Most recently released in 2009, Rimawi said he and other administrative detainees underwent "psychological shock" during their time in jail.
Israeli authorities "give the same statement to every (administrative detainee)," Rimawi said. "They say you are endangering the Israeli state or something like this, but they do not provide any details about why you're arrested."
He said the Israeli Prison Service never contacted his family to give them information of his whereabouts, but that after approximately a week, the Red Crescent was able to contact his relatives.
Asked about treatment by Israeli authorities in administrative detention, Rimawi spoke of frequent head counts and "urgent searching" of the cells.
"They'd often wake us up in the middle of the night to count us, or tell us to stand in a different room while they searched the cell," he said.
"When we returned, everybody's stuff would be strewn across the room, all mixed together."
Ramawi recalled that he and other prisoners would sometimes get prepared to leave the jail days before their detention was to end, only to be told hours before they were expecting to be released that their time had been extended for several more months.
In one instance, he said his son told his first-grade teachers and classmates, "Baba is coming home tomorrow."
"I even cut my hair to get ready to leave the prison and see my family," Ramawi said. "And then they told me the detention was going to be renewed."
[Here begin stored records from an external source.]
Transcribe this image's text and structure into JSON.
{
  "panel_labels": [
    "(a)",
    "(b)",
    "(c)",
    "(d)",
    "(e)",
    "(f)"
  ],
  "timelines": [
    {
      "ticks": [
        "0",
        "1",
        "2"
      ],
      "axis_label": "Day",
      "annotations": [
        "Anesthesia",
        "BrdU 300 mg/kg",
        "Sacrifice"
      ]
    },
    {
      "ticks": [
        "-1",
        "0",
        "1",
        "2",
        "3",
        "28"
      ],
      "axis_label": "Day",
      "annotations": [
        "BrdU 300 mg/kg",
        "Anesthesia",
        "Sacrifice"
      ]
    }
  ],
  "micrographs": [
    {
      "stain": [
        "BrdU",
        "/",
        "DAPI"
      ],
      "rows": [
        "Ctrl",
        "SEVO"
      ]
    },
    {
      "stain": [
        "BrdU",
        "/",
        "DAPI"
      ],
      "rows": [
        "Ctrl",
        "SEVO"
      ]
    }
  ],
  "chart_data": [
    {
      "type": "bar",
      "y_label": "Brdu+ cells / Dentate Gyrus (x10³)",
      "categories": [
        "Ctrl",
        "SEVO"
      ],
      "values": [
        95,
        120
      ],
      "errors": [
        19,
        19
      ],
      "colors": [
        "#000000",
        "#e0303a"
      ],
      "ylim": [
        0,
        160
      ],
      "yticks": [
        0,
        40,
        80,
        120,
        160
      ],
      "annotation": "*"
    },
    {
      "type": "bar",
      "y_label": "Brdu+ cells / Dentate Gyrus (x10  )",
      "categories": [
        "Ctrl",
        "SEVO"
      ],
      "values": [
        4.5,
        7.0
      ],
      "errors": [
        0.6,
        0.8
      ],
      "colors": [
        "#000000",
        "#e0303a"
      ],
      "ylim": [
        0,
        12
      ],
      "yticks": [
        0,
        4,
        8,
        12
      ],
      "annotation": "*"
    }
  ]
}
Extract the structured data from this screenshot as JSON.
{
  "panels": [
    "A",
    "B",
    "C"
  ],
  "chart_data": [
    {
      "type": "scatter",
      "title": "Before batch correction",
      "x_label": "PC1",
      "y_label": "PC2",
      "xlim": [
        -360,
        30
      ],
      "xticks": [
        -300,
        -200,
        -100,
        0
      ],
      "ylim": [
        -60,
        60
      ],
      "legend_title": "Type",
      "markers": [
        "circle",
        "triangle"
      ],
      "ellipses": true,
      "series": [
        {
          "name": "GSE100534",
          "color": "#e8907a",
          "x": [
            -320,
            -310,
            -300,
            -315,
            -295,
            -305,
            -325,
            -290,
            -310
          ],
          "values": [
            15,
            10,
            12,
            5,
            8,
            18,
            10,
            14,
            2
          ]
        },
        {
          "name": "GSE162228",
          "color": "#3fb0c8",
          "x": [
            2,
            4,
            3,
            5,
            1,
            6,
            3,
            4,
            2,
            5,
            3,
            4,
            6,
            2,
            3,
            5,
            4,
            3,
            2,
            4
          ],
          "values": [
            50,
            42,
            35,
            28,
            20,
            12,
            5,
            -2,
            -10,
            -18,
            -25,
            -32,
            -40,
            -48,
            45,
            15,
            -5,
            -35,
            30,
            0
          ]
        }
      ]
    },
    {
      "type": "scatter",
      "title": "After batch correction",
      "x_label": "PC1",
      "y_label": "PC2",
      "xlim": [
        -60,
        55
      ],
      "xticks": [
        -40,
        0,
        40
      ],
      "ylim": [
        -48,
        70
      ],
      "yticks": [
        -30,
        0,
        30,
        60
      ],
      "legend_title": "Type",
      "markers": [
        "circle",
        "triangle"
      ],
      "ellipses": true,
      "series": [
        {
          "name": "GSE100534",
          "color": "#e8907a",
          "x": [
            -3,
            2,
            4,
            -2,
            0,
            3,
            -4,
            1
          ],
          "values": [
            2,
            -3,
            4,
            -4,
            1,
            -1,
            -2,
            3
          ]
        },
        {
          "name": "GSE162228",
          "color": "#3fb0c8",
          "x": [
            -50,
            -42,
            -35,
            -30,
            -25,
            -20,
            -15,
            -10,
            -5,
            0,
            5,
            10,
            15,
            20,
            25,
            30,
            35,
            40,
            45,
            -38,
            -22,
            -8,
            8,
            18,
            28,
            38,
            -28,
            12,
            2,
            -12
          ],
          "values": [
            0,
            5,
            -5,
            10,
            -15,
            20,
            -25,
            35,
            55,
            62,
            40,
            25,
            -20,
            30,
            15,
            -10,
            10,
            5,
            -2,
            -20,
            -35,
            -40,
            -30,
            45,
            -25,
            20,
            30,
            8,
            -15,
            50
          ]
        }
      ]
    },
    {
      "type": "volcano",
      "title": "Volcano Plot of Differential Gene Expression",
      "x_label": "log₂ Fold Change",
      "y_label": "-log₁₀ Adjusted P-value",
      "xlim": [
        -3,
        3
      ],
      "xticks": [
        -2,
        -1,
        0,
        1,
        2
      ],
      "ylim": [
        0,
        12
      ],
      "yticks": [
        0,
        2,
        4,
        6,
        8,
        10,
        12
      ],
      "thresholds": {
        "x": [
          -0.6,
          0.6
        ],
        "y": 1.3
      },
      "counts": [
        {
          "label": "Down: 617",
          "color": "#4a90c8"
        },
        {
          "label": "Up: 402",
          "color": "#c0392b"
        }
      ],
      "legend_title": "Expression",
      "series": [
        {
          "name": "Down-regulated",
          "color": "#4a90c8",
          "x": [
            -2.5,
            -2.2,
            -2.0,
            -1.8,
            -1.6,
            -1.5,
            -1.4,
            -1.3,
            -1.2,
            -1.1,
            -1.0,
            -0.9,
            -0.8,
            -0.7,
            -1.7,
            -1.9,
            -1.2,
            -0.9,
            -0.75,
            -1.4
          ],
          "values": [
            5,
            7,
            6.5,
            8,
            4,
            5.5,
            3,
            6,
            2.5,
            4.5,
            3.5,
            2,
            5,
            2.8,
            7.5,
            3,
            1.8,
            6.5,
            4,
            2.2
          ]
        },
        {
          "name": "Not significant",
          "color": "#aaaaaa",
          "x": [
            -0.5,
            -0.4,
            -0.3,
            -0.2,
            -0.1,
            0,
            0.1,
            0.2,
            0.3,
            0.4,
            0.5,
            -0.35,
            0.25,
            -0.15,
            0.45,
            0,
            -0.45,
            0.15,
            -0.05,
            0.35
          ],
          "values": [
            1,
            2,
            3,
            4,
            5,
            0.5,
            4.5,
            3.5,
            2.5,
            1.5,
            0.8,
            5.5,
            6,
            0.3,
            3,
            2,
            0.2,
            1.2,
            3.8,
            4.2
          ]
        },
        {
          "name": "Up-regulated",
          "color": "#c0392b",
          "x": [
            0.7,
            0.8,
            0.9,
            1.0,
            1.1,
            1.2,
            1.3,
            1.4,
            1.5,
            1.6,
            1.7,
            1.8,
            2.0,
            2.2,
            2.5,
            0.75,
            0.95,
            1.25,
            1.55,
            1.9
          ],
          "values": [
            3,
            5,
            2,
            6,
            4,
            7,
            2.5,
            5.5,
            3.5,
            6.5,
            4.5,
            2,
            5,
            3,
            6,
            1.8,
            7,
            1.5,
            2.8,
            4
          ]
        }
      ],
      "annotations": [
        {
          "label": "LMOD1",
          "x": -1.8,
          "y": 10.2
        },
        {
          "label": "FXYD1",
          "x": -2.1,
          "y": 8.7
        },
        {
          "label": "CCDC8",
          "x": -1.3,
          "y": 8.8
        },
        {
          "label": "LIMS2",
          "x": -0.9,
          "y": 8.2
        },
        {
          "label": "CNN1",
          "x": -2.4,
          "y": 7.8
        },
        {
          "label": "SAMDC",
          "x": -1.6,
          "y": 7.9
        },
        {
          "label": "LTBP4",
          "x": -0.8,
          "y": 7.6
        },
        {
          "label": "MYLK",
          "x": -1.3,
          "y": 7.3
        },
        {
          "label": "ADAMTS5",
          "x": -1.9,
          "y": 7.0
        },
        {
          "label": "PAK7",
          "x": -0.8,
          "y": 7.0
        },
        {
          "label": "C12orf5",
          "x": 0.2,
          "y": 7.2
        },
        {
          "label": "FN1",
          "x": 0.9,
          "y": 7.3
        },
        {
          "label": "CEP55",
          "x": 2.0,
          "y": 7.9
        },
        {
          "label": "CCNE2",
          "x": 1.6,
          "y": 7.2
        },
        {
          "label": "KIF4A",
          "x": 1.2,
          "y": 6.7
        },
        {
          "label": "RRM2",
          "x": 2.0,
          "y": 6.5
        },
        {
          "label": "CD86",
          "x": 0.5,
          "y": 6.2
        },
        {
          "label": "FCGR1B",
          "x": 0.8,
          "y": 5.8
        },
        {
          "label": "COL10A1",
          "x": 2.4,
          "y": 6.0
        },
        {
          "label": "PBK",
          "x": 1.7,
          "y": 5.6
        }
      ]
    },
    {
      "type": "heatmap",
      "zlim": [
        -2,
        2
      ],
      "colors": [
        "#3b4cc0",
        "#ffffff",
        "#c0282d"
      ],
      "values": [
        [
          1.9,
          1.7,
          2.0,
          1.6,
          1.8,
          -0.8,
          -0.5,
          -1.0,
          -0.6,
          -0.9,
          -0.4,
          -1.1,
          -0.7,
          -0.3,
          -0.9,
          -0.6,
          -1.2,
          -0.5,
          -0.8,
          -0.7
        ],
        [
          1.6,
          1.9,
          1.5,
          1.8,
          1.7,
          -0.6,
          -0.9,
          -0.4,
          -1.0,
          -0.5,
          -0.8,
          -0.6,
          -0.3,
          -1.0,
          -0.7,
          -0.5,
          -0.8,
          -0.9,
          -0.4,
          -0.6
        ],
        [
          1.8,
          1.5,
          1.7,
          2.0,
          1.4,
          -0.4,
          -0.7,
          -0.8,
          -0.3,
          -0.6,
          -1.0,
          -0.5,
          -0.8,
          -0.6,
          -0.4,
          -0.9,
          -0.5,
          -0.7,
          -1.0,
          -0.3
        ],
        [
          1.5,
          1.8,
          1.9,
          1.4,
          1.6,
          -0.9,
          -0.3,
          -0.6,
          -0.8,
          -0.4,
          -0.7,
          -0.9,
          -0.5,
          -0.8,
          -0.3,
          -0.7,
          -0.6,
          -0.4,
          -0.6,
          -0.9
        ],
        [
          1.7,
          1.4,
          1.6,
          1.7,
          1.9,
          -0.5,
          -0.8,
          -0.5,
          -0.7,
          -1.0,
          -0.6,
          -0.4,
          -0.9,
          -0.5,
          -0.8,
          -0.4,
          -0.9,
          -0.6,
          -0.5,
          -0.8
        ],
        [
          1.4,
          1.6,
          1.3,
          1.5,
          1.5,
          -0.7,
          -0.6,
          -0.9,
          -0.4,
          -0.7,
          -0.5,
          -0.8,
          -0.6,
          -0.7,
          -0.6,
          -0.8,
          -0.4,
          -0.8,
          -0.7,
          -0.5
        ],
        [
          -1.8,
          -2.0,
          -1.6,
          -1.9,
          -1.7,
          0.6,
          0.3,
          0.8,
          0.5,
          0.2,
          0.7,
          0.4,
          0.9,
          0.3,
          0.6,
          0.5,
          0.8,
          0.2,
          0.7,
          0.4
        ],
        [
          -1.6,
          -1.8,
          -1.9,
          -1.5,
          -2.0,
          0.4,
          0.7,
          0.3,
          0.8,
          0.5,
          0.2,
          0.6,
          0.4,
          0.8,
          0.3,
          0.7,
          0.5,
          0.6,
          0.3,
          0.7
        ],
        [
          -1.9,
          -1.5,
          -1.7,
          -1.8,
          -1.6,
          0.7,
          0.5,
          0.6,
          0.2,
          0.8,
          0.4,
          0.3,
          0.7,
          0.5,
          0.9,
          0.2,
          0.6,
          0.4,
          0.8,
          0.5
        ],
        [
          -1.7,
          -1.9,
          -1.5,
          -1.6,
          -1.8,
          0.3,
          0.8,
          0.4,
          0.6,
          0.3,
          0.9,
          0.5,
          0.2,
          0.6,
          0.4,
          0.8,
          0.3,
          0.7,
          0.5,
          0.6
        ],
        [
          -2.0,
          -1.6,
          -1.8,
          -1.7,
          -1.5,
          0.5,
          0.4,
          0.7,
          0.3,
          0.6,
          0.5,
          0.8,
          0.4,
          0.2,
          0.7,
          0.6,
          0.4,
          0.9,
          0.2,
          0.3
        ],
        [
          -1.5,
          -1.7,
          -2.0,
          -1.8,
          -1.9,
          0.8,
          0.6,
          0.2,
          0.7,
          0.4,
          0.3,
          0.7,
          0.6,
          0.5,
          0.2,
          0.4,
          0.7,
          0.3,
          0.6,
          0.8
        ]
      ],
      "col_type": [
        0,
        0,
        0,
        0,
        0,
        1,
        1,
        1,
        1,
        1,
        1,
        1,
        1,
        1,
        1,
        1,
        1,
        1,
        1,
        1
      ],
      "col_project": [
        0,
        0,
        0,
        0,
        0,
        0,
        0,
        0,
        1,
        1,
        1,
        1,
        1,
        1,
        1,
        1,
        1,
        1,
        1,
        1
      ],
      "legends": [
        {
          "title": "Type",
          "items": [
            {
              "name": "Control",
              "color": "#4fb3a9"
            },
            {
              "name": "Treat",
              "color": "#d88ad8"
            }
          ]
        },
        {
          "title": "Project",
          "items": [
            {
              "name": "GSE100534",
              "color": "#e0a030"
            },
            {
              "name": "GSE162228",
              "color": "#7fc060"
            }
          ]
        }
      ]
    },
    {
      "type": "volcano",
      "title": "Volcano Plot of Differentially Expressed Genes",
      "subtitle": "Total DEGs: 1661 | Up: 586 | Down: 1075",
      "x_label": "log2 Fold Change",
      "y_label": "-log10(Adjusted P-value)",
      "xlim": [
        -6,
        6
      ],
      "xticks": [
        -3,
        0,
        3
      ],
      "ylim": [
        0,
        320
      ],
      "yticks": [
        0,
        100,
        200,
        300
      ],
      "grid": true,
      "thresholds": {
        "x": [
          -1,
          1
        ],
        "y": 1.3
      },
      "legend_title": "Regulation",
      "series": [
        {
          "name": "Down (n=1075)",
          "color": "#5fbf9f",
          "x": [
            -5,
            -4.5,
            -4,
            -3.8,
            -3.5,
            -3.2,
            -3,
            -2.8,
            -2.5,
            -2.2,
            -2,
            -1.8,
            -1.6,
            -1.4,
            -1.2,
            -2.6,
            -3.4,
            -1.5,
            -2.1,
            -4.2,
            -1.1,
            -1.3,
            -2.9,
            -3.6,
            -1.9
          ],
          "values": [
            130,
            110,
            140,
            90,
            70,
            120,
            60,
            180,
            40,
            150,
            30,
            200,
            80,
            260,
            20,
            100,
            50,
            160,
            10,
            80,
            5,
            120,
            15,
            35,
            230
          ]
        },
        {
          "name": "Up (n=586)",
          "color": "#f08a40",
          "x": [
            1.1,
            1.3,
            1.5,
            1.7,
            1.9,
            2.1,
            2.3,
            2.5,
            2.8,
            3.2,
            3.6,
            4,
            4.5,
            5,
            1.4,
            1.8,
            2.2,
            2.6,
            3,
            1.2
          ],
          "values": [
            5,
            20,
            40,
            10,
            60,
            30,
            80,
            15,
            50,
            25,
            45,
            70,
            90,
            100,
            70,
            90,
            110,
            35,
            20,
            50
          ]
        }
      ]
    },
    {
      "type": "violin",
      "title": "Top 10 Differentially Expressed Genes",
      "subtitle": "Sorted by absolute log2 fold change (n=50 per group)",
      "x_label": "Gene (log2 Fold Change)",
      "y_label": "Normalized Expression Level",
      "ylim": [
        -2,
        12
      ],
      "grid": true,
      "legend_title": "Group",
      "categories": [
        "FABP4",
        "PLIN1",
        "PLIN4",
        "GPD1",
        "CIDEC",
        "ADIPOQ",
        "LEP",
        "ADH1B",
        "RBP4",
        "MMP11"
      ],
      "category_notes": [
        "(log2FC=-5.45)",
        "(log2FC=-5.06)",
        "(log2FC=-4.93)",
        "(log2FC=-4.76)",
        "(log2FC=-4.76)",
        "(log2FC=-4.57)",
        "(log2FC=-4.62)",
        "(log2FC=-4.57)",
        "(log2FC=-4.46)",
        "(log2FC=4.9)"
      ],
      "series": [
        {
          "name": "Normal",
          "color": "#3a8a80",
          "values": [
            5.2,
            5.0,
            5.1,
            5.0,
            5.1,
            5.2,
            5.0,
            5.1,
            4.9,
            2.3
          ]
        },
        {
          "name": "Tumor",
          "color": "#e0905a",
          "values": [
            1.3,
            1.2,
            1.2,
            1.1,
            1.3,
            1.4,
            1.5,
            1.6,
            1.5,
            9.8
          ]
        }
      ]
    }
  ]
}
The maximum period for a round of administrative detention is six months, but the detention can be renewed indefinitely. Water and salt
As the hunger strikers enter their 21st day of eating and drinking only salt and water, a Palestinian social media campaign is growing.
Using the hashtags مي_وملح# (water and salt) and #stopAD, activists have taken to Facebook and Twitter to voice their support for the strikers.
Bethlehem-based comedian and activist Ali Qaraqe told Ma'an that supporters on Facebook had grown to the tens of thousands.
The goal of the campaign is to raise awareness about the strike in Palestine and around the world, first by showing support on the internet, and then by protesting "on the ground," Qaraqe said.
A spokeswoman for the Israeli Prison Service told Ma'an that the strike was going "as usual."
Sivan Weizman said there were "25 strikers" most of whom started refusing meals "20 days ago."
They are separated from prisoners who are not striking, and some of them are receiving medical treatment, Weizman said.
On May 14, 2012, some 2,000 Palestinian prisoners ended a 27-day hunger strike after reaching a deal with Israel. Under the terms of the deal, around 400 prisoners from Gaza would be allowed receive family visits and administrative detainees would be either freed or charged.
According to Addameer, Israel also agreed to limit the use of administrative detentions to exceptional cases, but reneged on the deal, renewing the detention of several prisoners and continuing to regularly implement the policy.